Ziele und Elemente der Organisation des betrieblichen Arbeitsschutzes

Eine grundlegende Verpflichtung und Aufgabe von Arbeitgebern besteht nach § 3 (2) ArbSchG (vgl. auch § 2 (3) DGUV Vorschrift 1) darin, Sicherheit und Gesundheitsschutz betrieblich zu organisieren.

Ziel der betrieblichen Organisation des Arbeitsschutzes ist es, Arbeitsunfälle und arbeitsbedingte Erkrankungen zu verhüten sowie Arbeitsbedingungen menschengerecht zu gestalten.

Um dies zu erreichen, werden betriebliche Strukturen und Prozesse benötigt.
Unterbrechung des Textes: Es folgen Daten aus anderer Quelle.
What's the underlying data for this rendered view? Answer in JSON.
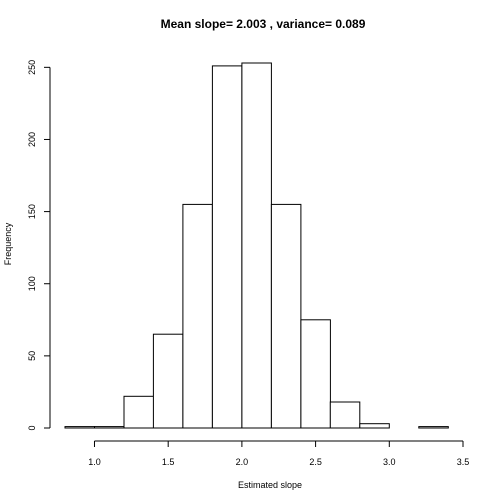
{
  "chart_data": {
    "type": "bar",
    "title": "Mean slope= 2.003 , variance= 0.089",
    "xlabel": "Estimated slope",
    "ylabel": "Frequency",
    "bin_edges": [
      0.8,
      1.0,
      1.2,
      1.4,
      1.6,
      1.8,
      2.0,
      2.2,
      2.4,
      2.6,
      2.8,
      3.0,
      3.2,
      3.4
    ],
    "counts": [
      1,
      1,
      22,
      65,
      155,
      251,
      253,
      155,
      75,
      18,
      3,
      0,
      1
    ],
    "xticks": [
      1.0,
      1.5,
      2.0,
      2.5,
      3.0,
      3.5
    ],
    "xtick_labels": [
      "1.0",
      "1.5",
      "2.0",
      "2.5",
      "3.0",
      "3.5"
    ],
    "yticks": [
      0,
      50,
      100,
      150,
      200,
      250
    ],
    "ytick_labels": [
      "0",
      "50",
      "100",
      "150",
      "200",
      "250"
    ],
    "xlim": [
      0.8,
      3.5
    ],
    "ylim": [
      0,
      253
    ],
    "grid": false,
    "legend": "none"
  }
}
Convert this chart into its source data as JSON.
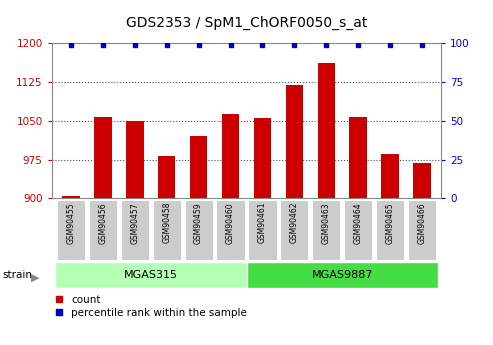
{
  "title": "GDS2353 / SpM1_ChORF0050_s_at",
  "samples": [
    "GSM90455",
    "GSM90456",
    "GSM90457",
    "GSM90458",
    "GSM90459",
    "GSM90460",
    "GSM90461",
    "GSM90462",
    "GSM90463",
    "GSM90464",
    "GSM90465",
    "GSM90466"
  ],
  "counts": [
    905,
    1058,
    1050,
    982,
    1020,
    1063,
    1055,
    1120,
    1162,
    1058,
    985,
    968
  ],
  "percentiles": [
    99,
    99,
    99,
    99,
    99,
    99,
    99,
    99,
    99,
    99,
    99,
    99
  ],
  "groups": [
    {
      "label": "MGAS315",
      "indices": [
        0,
        1,
        2,
        3,
        4,
        5
      ],
      "color": "#b3ffb3"
    },
    {
      "label": "MGAS9887",
      "indices": [
        6,
        7,
        8,
        9,
        10,
        11
      ],
      "color": "#44dd44"
    }
  ],
  "bar_color": "#cc0000",
  "dot_color": "#0000cc",
  "ylim_left": [
    900,
    1200
  ],
  "ylim_right": [
    0,
    100
  ],
  "yticks_left": [
    900,
    975,
    1050,
    1125,
    1200
  ],
  "yticks_right": [
    0,
    25,
    50,
    75,
    100
  ],
  "tick_color_left": "#cc0000",
  "tick_color_right": "#0000cc",
  "bg_plot": "#ffffff",
  "title_fontsize": 10,
  "bar_width": 0.55
}
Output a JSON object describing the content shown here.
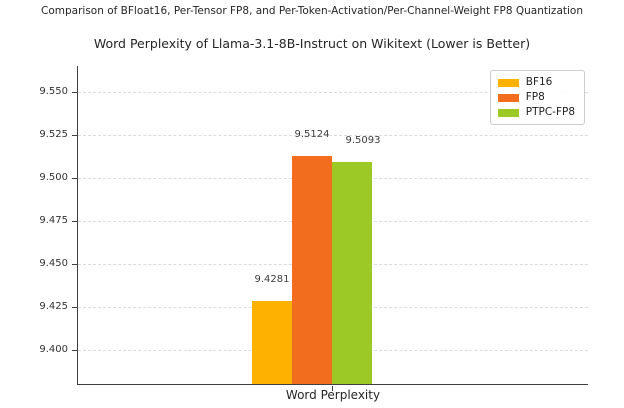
{
  "figure": {
    "suptitle": "Comparison of BFloat16, Per-Tensor FP8, and Per-Token-Activation/Per-Channel-Weight FP8 Quantization",
    "title": "Word Perplexity of Llama-3.1-8B-Instruct on Wikitext (Lower is Better)"
  },
  "chart_data": {
    "type": "bar",
    "title": "Word Perplexity of Llama-3.1-8B-Instruct on Wikitext (Lower is Better)",
    "suptitle": "Comparison of BFloat16, Per-Tensor FP8, and Per-Token-Activation/Per-Channel-Weight FP8 Quantization",
    "categories": [
      "Word Perplexity"
    ],
    "series": [
      {
        "name": "BF16",
        "values": [
          9.4281
        ],
        "color": "#FFB100",
        "value_label": "9.4281"
      },
      {
        "name": "FP8",
        "values": [
          9.5124
        ],
        "color": "#F36D1E",
        "value_label": "9.5124"
      },
      {
        "name": "PTPC-FP8",
        "values": [
          9.5093
        ],
        "color": "#9CC926",
        "value_label": "9.5093"
      }
    ],
    "xlabel": "",
    "ylabel": "",
    "ylim": [
      9.38,
      9.565
    ],
    "yticks": [
      9.4,
      9.425,
      9.45,
      9.475,
      9.5,
      9.525,
      9.55
    ],
    "ytick_labels": [
      "9.400",
      "9.425",
      "9.450",
      "9.475",
      "9.500",
      "9.525",
      "9.550"
    ],
    "grid": true,
    "grid_style": "dashed",
    "legend": {
      "position": "upper right",
      "entries": [
        "BF16",
        "FP8",
        "PTPC-FP8"
      ]
    },
    "colors": {
      "spine": "#3f3f3f",
      "grid": "#dcdcdc",
      "text": "#262626"
    }
  }
}
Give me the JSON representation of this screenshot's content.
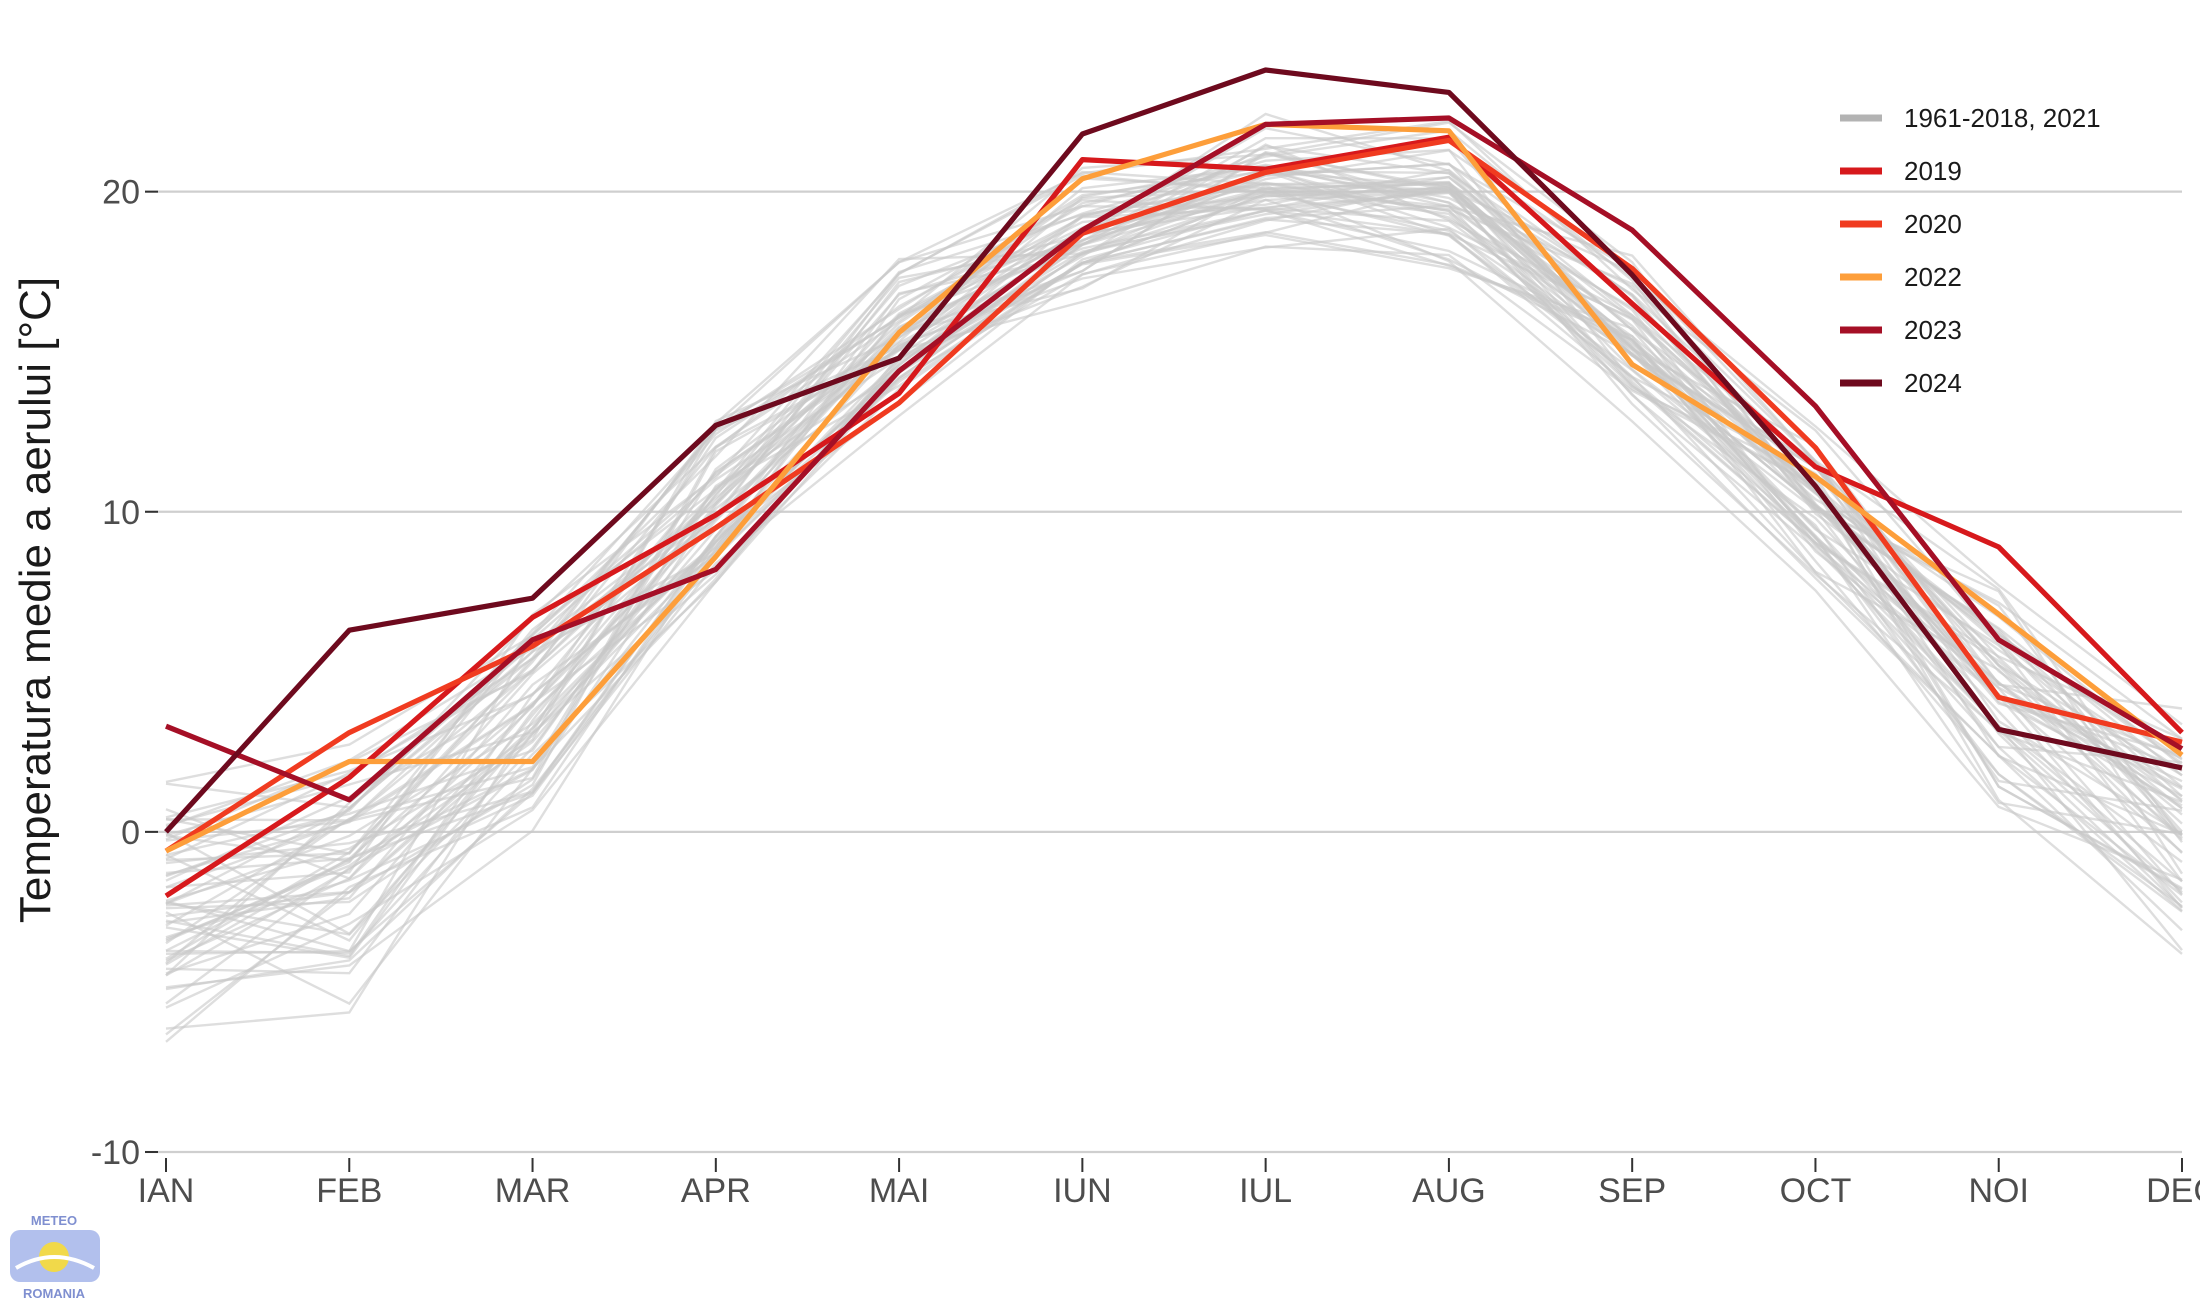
{
  "chart_data": {
    "type": "line",
    "title": "",
    "xlabel": "",
    "ylabel": "Temperatura medie a aerului [°C]",
    "x": [
      "IAN",
      "FEB",
      "MAR",
      "APR",
      "MAI",
      "IUN",
      "IUL",
      "AUG",
      "SEP",
      "OCT",
      "NOI",
      "DEC"
    ],
    "ylim": [
      -10,
      23.8
    ],
    "yticks": [
      -10,
      0,
      10,
      20
    ],
    "grid": "horizontal",
    "legend_position": "top-right",
    "series": [
      {
        "name": "1961-2018, 2021",
        "color": "#b3b3b3",
        "values": [
          -2.5,
          -0.9,
          3.8,
          10.5,
          15.6,
          18.6,
          20.3,
          19.8,
          15.4,
          10.2,
          4.6,
          0.2
        ]
      },
      {
        "name": "2019",
        "color": "#d7191c",
        "values": [
          -2.0,
          1.7,
          6.7,
          9.9,
          13.7,
          21.0,
          20.7,
          21.7,
          16.5,
          11.4,
          8.9,
          3.1
        ]
      },
      {
        "name": "2020",
        "color": "#f03b20",
        "values": [
          -0.6,
          3.1,
          5.8,
          9.5,
          13.4,
          18.7,
          20.6,
          21.6,
          17.6,
          12.0,
          4.2,
          2.8
        ]
      },
      {
        "name": "2022",
        "color": "#fd9e3a",
        "values": [
          -0.6,
          2.2,
          2.2,
          8.6,
          15.6,
          20.4,
          22.1,
          21.9,
          14.6,
          11.1,
          6.8,
          2.4
        ]
      },
      {
        "name": "2023",
        "color": "#a50f26",
        "values": [
          3.3,
          1.0,
          6.0,
          8.2,
          14.4,
          18.8,
          22.1,
          22.3,
          18.8,
          13.3,
          6.0,
          2.6
        ]
      },
      {
        "name": "2024",
        "color": "#6e0a1e",
        "values": [
          0.0,
          6.3,
          7.3,
          12.7,
          14.8,
          21.8,
          23.8,
          23.1,
          17.4,
          10.8,
          3.2,
          2.0
        ]
      }
    ]
  },
  "logo": {
    "top_text": "METEO",
    "bottom_text": "ROMANIA"
  }
}
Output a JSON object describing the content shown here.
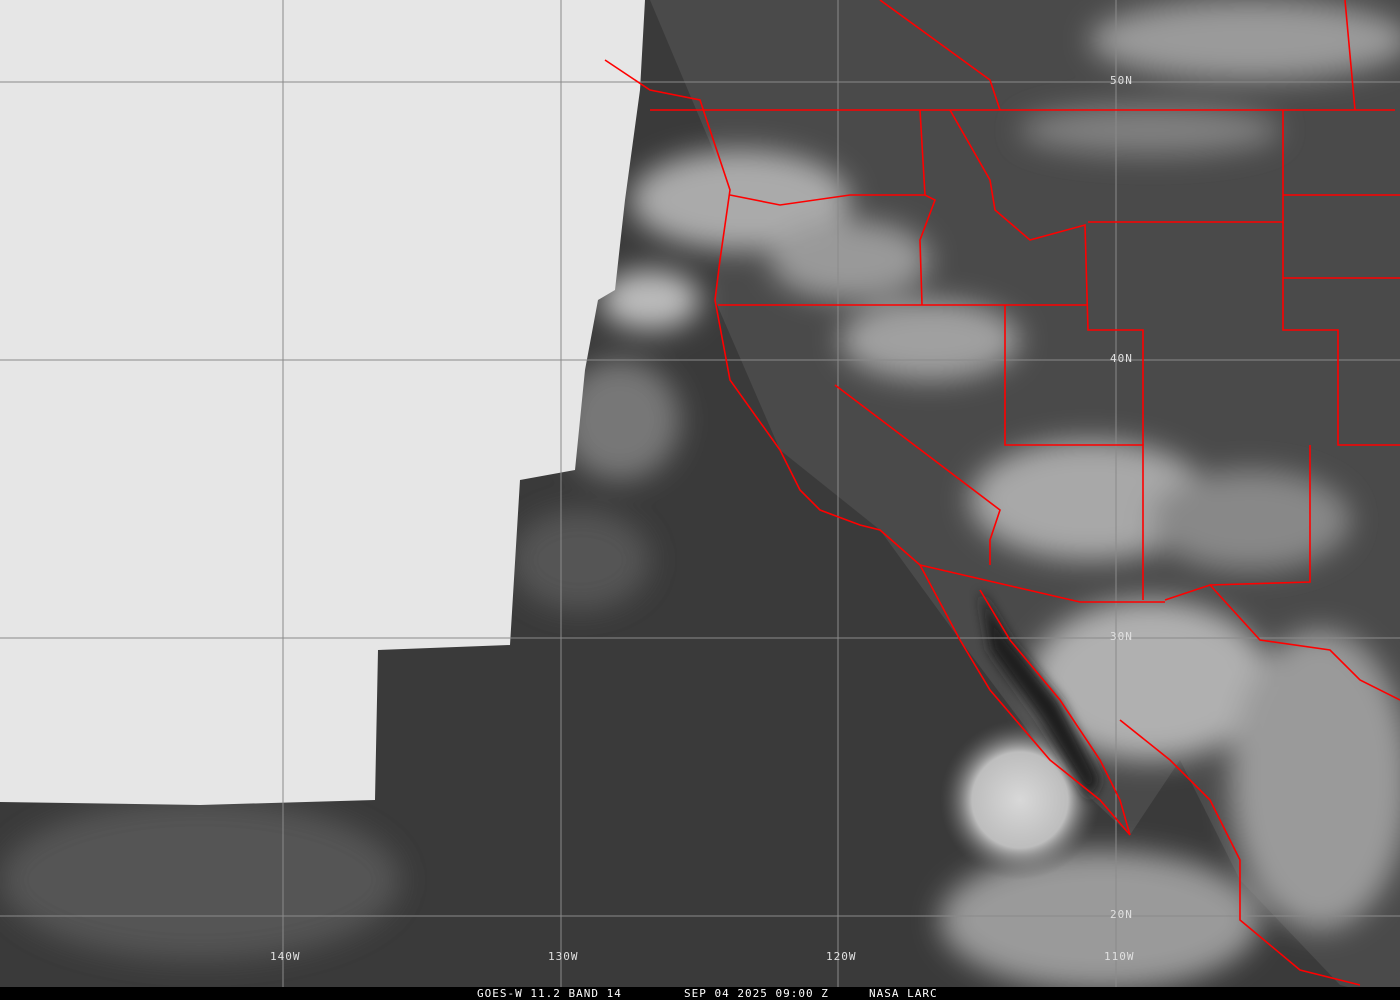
{
  "caption": {
    "satellite": "GOES-W 11.2 BAND 14",
    "datetime": "SEP 04 2025 09:00 Z",
    "source": "NASA LARC"
  },
  "grid": {
    "latitudes": [
      "50N",
      "40N",
      "30N",
      "20N"
    ],
    "longitudes": [
      "140W",
      "130W",
      "120W",
      "110W"
    ]
  },
  "colors": {
    "borders": "#ff0000",
    "no_data": "#e6e6e6",
    "grid": "#8a8a8a"
  }
}
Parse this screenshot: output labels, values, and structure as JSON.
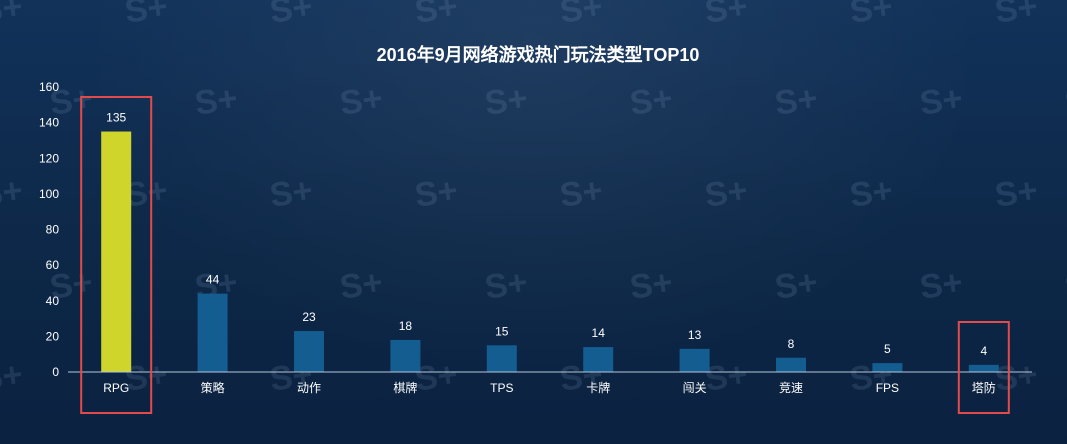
{
  "chart_data": {
    "type": "bar",
    "title": "2016年9月网络游戏热门玩法类型TOP10",
    "xlabel": "",
    "ylabel": "",
    "ylim": [
      0,
      160
    ],
    "yticks": [
      0,
      20,
      40,
      60,
      80,
      100,
      120,
      140,
      160
    ],
    "categories": [
      "RPG",
      "策略",
      "动作",
      "棋牌",
      "TPS",
      "卡牌",
      "闯关",
      "竞速",
      "FPS",
      "塔防"
    ],
    "values": [
      135,
      44,
      23,
      18,
      15,
      14,
      13,
      8,
      5,
      4
    ],
    "highlighted_categories": [
      "RPG",
      "塔防"
    ],
    "colors": {
      "bar": "#145d90",
      "highlight_bar": "#cfd52a",
      "highlight_box": "#e34b4b",
      "axis": "#b7c7d8",
      "background": "#0f2747"
    },
    "grid": false,
    "legend": "none"
  }
}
Konkret fordert das ArbSchG von den Arbeitgebern, dass eingebunden in die betrieblichen Führungsstrukturen Vorkehrungen getroffen werden, damit die Beschäftigten alle festgelegten Arbeitsschutzmaßnahmen beachten und ihrer Mitwirkungspflicht nachkommen können.
Zur betrieblichen Organisation von Sicherheit und Gesundheitsschutz gehören also wie für andere betriebliche Aufgaben Elemente sowohl der Aufbau- als auch der Ablauforganisation.

Welche Elemente dies sind, ist in einer Reihe von Vorschriften und Regeln festgelegt. Eine Konkretisierung und Zusammenfassung der Anforderungen an eine betriebliche Arbeitsschutzorganisation enthält der GDA-ORGAcheck [5].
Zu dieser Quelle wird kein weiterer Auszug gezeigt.